À côté de ce qui se passait sur la ligne de front, nous voulions avoir d’autres angles d’approche, le quotidien en faisait partie

« Le journal avait plusieurs équipes dans le pays. À côté de ce qui se passait sur la ligne de front, nous voulions avoir d’autres angles d’approche, le quotidien en faisait partie », explique le photojournaliste. À Lviv, un conservateur regarde les murs vides de son musée. Dans un hôpital de Kiev, une mère est au chevet de son fils, dont la jambe, fauchée par un obus, a été amputée. Dans un orphelinat près de Lviv, un adolescent tire les rideaux après avoir regardé le paysage par la fenêtre. Pour photographier ces personnes dont la vie a basculé, Lucas Barioulet est toujours à la bonne distance. « L’instant de la photographie, c’est peut-être 5% du temps passé sur place. Avant, il faut se faire accepter des gens pour qu’ils nous laissent voir leur quotidien, on sait qu’ils vivent quelque chose de traumatisant, la photo se fait naturellement ». Il arrive aussi qu’elle ne se fasse pas ou « qu’ils aient autre chose à faire qu’accepter un photographe dans un hôpital, on le comprend parfaitement, les enjeux n’ont rien de comparable ».

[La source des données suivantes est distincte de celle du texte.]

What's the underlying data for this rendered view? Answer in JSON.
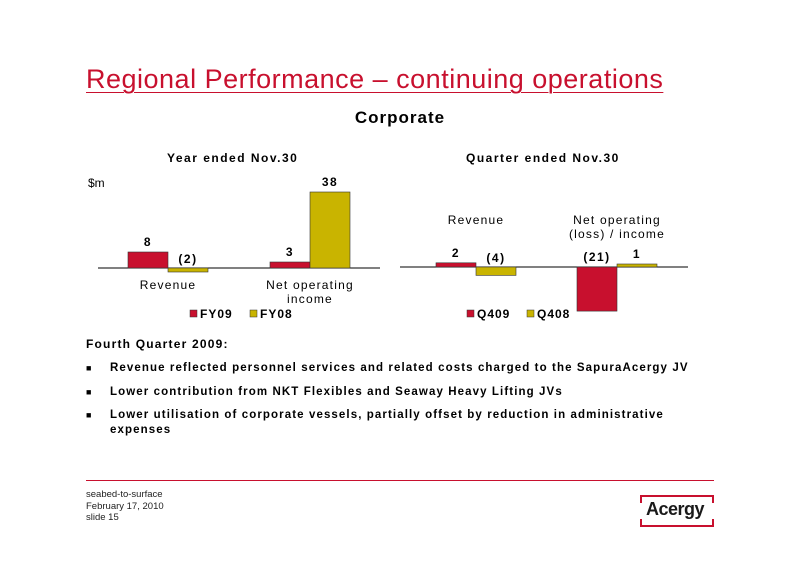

La maturité impressionne chez le jeune – il n’a que 26 ans – photojournaliste, également lauréat de la commande « Radioscopie de la France » (voir notre article). « C’est aux photographes ukrainiens qu’il revient avant tout de dire ce qu’ils vivent. Après un mois passé sur place, même si nous connaissons le stress et l’incertitude, nous rentrons en France. Eux, continueront dans les prochaines décennies à souffrir des conséquences de la guerre ». Ce prix, il le vit comme « un honneur et une récompense pour un travail d’équipe ». Qui plus est, parce qu’elles seront exposées, ces images vont prendre « une autre dimension ». « Elles vont être vues par un public qui n’est pas forcément lecteur du Monde mais qui aura peut-être envie après d’en savoir plus. Si c’est le cas, ce sera mission accomplie ».  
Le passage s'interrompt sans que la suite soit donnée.